There’s little doubt that the impeachment of Donald Trump would be a huge moment — and that the reaction would be felt the world over.
The 45th President of the United States has attracted unprecedented levels of coverage in every corner of the globe. Love him or loathe him, he’s almost impossible to ignore.
Yet the present incumbent of the White House recently sought fit to warn of the dangers of removing him of office. After a dramatic day — and news from the courtrooms in cases involving his former lawyer Michael Cohen and ex-campaign chairman Paul Manafort — Trump addressed mounting speculation that his term in office was threatened.
Mr Trump told Fox & Friends:
‘I don’t know how you can impeach somebody who’s done a great job’.
‘I tell you what, if I ever got impeached, I think the market would crash, I think everybody would be very poor’.

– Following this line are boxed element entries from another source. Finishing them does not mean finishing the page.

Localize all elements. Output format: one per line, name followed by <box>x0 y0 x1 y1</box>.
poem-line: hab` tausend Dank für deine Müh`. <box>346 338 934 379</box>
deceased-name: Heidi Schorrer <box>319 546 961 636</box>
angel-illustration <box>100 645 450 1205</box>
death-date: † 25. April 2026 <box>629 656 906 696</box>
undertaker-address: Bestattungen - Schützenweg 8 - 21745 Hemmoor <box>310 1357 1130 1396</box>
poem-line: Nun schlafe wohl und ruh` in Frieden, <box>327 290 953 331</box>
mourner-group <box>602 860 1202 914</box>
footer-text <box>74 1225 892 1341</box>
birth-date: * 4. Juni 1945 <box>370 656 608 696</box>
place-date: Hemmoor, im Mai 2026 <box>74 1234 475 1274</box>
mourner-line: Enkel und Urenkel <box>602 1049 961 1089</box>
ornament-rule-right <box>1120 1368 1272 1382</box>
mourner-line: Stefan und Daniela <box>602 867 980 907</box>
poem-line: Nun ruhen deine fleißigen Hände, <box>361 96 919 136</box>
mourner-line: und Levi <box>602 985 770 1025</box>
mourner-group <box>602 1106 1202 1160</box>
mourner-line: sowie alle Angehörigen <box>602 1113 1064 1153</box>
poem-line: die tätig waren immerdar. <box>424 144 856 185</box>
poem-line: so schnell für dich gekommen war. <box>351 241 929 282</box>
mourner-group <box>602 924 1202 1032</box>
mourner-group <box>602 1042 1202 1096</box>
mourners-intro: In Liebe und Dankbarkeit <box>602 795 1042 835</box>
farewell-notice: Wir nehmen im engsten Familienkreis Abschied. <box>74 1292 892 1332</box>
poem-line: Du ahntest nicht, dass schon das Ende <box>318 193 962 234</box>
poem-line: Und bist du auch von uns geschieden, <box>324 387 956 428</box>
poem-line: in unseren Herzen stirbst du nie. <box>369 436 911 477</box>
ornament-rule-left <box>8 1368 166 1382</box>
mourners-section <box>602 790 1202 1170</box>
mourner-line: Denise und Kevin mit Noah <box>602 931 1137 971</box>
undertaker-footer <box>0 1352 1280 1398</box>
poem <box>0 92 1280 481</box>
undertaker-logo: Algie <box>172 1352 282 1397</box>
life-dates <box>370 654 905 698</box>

But is he right? While it’s clear that impeachment — and it’s important to realise that this alone doesn’t equate to being removed from office — would be dramatic, would it really cause a crash?
Trump showing signs of pressure
Not according to Chief Currency strategist John Kicklighter of Forex experts DailyFX, who have researched the impact of Trump’s words and actions on the forex market.
‘It is perhaps a sign that pressure is starting to increase to dangerous levels for the Trump administration that the President even addressed the possibility of an impeachment Thursday.There was significantly less confidence from the leader of the US in his unassailability during the Fox & Friends interview than virtually any other time during his presidency.
‘As to his claims on the state of the economy and financial markets should this unusual political development come to pass, the market sees it as perhaps attributed more to hyperbolic self-promotion than normal. He has frequently taken credit following strong economic releases in the past — from business confidence surveys to NFPs. And, while it can be argued his policies may not have dampened these trends, they can’t exactly claim primary responsibility to a recovery a decade-long at this point’.
Chances of impeachment now higher
It’s tough to know how likely an impeachment now is. UK bookmaker Paddy Power, not one to shirk controversy, is offering odds of 6/4 that Trump will be impeached before the end of his term (meaning a 40 per cent chance).
The chances might well rest on the upcoming midterm elections. If the Democrats can gain control of the House of Representatives, they could well initiate impeachment proceedings. It would, however, be tougher to get this through the Senate, where a two-thirds majority is required. Bill Clinton’s impeachment was acquitted at this stage in the late 1990s.
However, The Globe and Mail’s Lawrence Martin noted that even this hurdle might be overcome. He wrote:
‘If Mr. Trump is engulfed in scandal and sinking in public esteem, that might not be such a tall order. Many in the party could be dead set against running under his banner in 2020. As was the case with Richard Nixon, they could send a signal to Mr. Trump that he would not survive an impeachment vote, that his days are numbered.
‘Given the events of this week, there’s a good chance they are’.
‘Preposterous nonsensical predictions’
For John Kicklighter, however, the suggestion that an impeachment could cause a crash is ‘preposterous’ — though he did say that there are signs of ‘disrepair’ in the markets that are putting investors on guard.
‘As for Trump’s assessment that the “market would crash” and “everybody would be very poor” should he be impeached, those are preposterous, nonsensical predictions. The factors that have fuelled growth since the Great Financial Crisis have included speculative opportunism, extreme accommodation by global central banks, persistent (if moderate) economic growth and global trade. Tax cuts may have offered a modest boost to GDP forecasts via business spending, but few other policies have taken the reins for the next leg of a mature bull trend or leg of growth.
‘This said, the markets in the US and across the world have shown signs of age and fundamental disrepair. The pressure of trade wars, sanctions and central bank normalization has global investors increasingly on guard. If we add political instability to the mix, it could certainly tip the scales. If President Trump’s warning is to say the markets can’t handle another fundamental burden without finally being driven to rebalance, he may be right’.
USA Today noted how the economy was booming in the late ’90s, when an impeachment process was launched against President Clinton. It stressed that the stock market actually rose almost 30 per cent in the 14-month period of the Monica Lewinsky sex scandal and legal matters surrounding the impeachment.
Chris Rupkey, Chief Financial Economist at global bank MUFG, said:
‘The lesson from the ’90s is that impeachment is not something that causes the economy to skip a heartbeat’.
It’s far from clear as to whether or not Donald Trump will be impeached but, if that were to occur, experts seem to be very sceptical about the chances of a crash. If a crash is to happen, it would need more than just political turmoil to spark it but the conditions for a downturn might well be gathering regardless.